David Zimmerman is asked all the time if he has a history with graffiti. His bold line work and quirky characters suggest a street art influence, but Bigshot Robot is not a former tag name. It started small, the name of a “storytelling clothing company” launched as a collaborative project, but it’s grown and developed into David’s personal moniker. Some of the projects started beneath the umbrella of Bigshot Robot are sitting on the back burner, but David is always looking for new opportunities to learn and expand his already impressive skill set. He still releases collectibles and apparel through his website (www.bigshot-robot.com) while expanding his professional portfolio.
Zimmerman graduated from UWM in 2012 after six years of trying to find his niche. Born into a long line of engineers and lawyers, David managed to be both a creative and grounded kid. It seemed at first that art would not be the way to go even if it’s what he truly desired. “I can't say it enough, but I really do wish I had someone tell me art can be an incredibly viable and rewarding career path,” David said. He entered college out of high school in the Architecture program with hopes that the design element would appeal to his creativity while the engineering would keep him from going down the path of a starving artist. However, two years into his studies he switched briefly to photography. He was getting closer to what he was looking for, but he switched again. “I didn’t really know anything about graphic design at the time,” he admitted. “It was between graduating in six years, or eight years. I chose six.” He finished his degree with a hybrid major of Graphic Design and Printmaking.
Following graduation Zimmerman landed a job with a marketing firm, working the usual five days a week behind a desk. He enjoyed the work, and was grateful to be employed in his field, but after two years he was feeling creatively stunted. David prefers a more challenging and collaborative environment. He’s very outgoing and personable. It’s hard to picture him alone in a cubicle, drawing with a protractor - a single fluorescent bulb flickering above his head.
“Collaboration is one of my favorite things. It switches your style, and your thought process. It’s one of the only ways to learn. Trying to fit your style in with someone completely opposite of your own is a great way to grow not just as an artist, but as a person.” David’s marketing job was lacking this vital element, and his commissions were picking up, so he took the plunge and went full-time freelancing. He found work where he could. He took on private commissions, and organized and participated in some events. Zimmerman is a man about town. Much of his work is done publicly.

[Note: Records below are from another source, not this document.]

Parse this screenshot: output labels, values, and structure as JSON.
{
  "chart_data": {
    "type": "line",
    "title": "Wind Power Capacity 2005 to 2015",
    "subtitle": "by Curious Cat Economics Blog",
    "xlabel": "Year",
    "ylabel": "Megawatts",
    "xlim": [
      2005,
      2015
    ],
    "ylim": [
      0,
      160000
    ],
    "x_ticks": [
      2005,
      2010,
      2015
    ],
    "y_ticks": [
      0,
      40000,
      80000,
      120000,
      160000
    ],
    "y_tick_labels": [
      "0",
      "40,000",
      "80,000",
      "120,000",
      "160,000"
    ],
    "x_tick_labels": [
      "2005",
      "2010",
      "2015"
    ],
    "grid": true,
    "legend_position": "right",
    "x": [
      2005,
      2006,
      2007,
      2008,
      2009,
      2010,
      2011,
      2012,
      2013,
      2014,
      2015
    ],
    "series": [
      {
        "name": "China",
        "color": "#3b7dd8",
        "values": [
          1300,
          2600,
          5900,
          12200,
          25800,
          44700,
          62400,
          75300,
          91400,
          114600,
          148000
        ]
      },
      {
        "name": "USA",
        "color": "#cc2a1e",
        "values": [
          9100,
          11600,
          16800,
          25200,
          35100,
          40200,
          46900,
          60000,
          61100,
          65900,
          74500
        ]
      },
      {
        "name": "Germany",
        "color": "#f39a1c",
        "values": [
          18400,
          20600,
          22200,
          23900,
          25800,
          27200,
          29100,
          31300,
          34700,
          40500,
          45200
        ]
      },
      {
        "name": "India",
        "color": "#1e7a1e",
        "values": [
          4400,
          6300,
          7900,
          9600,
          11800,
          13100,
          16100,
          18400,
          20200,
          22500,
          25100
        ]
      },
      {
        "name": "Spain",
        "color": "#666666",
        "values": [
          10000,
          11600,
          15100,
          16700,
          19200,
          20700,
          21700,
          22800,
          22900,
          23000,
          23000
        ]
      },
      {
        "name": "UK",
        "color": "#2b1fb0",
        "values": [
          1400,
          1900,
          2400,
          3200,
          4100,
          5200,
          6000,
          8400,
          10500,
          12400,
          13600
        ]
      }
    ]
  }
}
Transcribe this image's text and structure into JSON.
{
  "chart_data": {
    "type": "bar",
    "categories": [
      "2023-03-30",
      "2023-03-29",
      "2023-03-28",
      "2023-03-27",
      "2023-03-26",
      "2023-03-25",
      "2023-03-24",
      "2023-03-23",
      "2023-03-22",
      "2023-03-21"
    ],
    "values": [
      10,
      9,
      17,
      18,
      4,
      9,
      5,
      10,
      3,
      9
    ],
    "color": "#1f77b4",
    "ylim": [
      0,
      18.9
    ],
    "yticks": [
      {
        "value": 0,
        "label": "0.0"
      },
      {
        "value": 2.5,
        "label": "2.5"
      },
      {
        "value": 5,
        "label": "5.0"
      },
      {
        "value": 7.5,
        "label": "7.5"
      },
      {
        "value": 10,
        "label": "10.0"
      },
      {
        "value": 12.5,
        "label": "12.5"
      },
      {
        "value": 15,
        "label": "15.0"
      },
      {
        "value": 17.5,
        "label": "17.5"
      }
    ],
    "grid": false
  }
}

It was during this time working for himself that he picked up a lot of live painting shows. He would go to a bar and paint in front of the crowd, often selling some of his own work. Recently, he teamed up with Milwaukee Home and Rusty Dog Coffee to release a new packaging design. Rusty dog is based out of Madison, and features pictures of Wisconsin’s dogs. When Milwaukee Home’s founder submitted her own pooch to be featured she cashed in a favor with Zimmerman.
“I had promised her a portrait of her dog a long time before that,” he says, smiling sheepishly. The label looks great. It’s David’s distinct style with elements of both Rusty Dog, and Milwaukee Home. The dog is wearing one of the locally iconic shirts, and David re-designed the lettering of the package itself to make it cohesive. If David learned anything freelancing it was that going a little beyond the first time will mean you are called again.

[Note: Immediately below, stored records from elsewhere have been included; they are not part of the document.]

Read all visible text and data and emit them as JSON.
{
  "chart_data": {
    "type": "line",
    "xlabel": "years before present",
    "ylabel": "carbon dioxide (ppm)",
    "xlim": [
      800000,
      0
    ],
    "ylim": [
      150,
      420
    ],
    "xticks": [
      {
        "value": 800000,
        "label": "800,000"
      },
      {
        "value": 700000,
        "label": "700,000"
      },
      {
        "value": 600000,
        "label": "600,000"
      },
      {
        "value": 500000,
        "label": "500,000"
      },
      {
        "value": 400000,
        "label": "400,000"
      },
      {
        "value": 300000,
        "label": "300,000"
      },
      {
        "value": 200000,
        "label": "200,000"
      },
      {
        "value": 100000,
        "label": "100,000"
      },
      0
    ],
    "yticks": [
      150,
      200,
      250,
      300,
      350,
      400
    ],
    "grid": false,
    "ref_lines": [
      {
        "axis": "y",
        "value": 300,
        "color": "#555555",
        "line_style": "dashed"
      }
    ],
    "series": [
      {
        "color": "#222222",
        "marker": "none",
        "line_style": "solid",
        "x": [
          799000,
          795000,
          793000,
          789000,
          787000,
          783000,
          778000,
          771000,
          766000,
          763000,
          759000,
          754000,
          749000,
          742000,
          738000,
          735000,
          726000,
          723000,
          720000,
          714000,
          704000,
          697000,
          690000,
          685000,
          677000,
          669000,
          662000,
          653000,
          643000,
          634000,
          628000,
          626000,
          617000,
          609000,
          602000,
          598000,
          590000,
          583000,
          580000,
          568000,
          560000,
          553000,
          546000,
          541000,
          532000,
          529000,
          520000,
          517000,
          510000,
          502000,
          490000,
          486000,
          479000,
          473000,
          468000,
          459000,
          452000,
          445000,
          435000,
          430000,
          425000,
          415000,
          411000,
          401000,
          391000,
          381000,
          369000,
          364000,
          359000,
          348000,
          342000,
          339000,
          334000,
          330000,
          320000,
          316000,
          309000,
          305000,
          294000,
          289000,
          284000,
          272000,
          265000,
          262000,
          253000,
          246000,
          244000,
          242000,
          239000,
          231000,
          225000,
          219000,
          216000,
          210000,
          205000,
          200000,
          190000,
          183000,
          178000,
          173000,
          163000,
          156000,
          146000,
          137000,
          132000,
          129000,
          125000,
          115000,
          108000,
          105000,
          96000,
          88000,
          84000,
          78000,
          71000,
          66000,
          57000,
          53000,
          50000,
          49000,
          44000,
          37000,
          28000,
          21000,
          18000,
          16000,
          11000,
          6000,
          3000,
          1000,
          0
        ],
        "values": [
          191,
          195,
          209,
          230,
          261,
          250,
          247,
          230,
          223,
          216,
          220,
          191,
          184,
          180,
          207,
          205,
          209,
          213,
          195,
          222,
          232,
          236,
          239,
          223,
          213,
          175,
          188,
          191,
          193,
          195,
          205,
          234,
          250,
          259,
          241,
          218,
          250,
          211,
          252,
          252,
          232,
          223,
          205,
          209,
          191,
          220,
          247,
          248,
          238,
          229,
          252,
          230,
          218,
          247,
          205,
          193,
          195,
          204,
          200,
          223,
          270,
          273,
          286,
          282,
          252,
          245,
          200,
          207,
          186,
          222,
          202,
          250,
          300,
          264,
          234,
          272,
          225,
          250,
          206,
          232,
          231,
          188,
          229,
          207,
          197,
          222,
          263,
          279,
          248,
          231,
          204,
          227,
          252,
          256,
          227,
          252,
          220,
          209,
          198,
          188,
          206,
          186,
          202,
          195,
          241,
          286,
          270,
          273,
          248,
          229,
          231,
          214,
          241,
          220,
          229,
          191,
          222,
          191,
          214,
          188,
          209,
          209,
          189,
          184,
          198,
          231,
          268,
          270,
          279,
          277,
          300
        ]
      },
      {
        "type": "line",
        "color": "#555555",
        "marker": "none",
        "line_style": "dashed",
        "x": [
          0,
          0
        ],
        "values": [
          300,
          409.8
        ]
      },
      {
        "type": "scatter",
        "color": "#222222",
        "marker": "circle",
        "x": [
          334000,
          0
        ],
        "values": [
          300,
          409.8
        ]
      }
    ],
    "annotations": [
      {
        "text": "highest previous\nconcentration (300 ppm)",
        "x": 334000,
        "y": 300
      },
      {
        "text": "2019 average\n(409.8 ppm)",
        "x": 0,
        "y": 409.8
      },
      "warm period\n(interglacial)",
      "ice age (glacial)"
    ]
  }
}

While freelancing, David came across many of the small details that he wishes he would have been told about sooner. “There’s a lot of little stuff,” he said. “Things like when you need to fill out a W-9, or…how to charge tax on a commission or something.” He also discovered how, even though working for yourself is satisfying and rewarding, it can occasionally be a grind. “You have to put all of your time into it. Non-stop. Every day.” When you’re working for yourself, he says, you’re working if you’re awake. The biggest thing, he says, is learning the basics of working for yourself. Many artists struggle with really getting themselves out there. David started by performing live paintings at Bad Genie, and later was asked to design posters for one of the many trendy and artistically-driven events hosted there. Zimmerman attributes exposure and networking to much of his success as a freelancer, but he admits that he jumped into it prematurely.

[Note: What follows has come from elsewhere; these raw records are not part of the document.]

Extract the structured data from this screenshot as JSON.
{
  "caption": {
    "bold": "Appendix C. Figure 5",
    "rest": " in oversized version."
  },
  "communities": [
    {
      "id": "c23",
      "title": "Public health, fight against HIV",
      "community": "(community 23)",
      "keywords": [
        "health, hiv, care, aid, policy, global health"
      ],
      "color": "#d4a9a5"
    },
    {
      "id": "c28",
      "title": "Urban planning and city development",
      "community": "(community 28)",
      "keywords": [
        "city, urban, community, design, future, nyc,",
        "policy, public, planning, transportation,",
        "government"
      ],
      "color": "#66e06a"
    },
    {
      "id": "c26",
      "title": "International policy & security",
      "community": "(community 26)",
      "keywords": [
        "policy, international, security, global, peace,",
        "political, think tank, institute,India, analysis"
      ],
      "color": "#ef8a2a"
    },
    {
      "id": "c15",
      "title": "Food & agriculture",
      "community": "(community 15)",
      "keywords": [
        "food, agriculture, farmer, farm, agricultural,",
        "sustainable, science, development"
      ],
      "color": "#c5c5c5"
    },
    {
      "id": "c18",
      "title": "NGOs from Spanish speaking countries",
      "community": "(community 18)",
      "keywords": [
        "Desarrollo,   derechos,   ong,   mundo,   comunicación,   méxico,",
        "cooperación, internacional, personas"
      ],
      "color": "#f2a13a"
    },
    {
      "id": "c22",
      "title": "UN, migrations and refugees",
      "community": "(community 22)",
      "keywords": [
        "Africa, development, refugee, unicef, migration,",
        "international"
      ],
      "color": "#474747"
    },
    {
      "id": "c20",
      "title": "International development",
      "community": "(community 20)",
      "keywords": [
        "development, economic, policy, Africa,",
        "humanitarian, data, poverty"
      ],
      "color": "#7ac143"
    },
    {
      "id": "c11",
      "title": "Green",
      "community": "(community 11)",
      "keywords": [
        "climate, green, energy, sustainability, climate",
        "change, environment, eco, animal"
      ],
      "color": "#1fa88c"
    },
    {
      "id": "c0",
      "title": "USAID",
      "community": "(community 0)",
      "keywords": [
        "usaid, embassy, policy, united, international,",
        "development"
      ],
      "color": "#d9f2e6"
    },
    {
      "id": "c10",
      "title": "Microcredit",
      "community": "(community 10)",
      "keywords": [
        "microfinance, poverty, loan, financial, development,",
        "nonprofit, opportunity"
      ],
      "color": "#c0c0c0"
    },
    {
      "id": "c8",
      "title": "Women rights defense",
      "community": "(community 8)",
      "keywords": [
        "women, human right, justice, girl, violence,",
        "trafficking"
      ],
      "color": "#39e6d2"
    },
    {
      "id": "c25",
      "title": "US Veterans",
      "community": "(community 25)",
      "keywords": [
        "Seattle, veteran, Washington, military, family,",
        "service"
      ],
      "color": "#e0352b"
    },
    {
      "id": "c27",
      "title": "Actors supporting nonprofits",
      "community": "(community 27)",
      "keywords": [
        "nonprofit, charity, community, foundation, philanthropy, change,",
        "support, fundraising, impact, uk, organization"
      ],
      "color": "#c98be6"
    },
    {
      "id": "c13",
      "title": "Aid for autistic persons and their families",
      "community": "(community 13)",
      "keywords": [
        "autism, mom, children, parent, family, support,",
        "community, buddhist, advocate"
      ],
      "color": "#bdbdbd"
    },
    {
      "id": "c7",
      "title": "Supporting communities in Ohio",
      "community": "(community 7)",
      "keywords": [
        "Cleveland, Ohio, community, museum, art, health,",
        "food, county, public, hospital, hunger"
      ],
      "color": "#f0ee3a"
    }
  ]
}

“Because of my upbringing I have a good work ethic, and I could survive freelancing, but barely. I wasn’t able to save anything,” he explained, “a broken arm or an accident and my savings would have been gone.” David recently accepted a position working for an advertising agency, but he does not feel as though he has taken any steps backwards. The work is different than what he was doing right out of college. Now he is the only illustrator with the company, and the projects have variety to keep him engaged. He can work on up to ten different projects a day, and each presents a new challenge. “There’s so much to learn. I’m still young,” he says. Not unlike collaborating directly, he sees working on a creative team as a chance to develop new skills anywhere from creative direction to animation. He was put in charge of an animation project, giving him experience for one of his more perennial goals: producing an animated show.
“Eventually I will be working for myself full-time again,” he says. While he values his current employment he has many long-term goals set for himself in the future. He hopes to collaborate more, expand on the Bigshot Robot collections, and spend some more time designing characters for a potential show or movie. David produced a short for this year’s Gallery Nite themed “Bold.” He also hopes to put together a screen printing show - half collaboration, half competition. He has plenty of ideas ready and waiting, and plenty of passion to back it up. “Throw me in there,” he says with conviction. “I’ll figure it out.”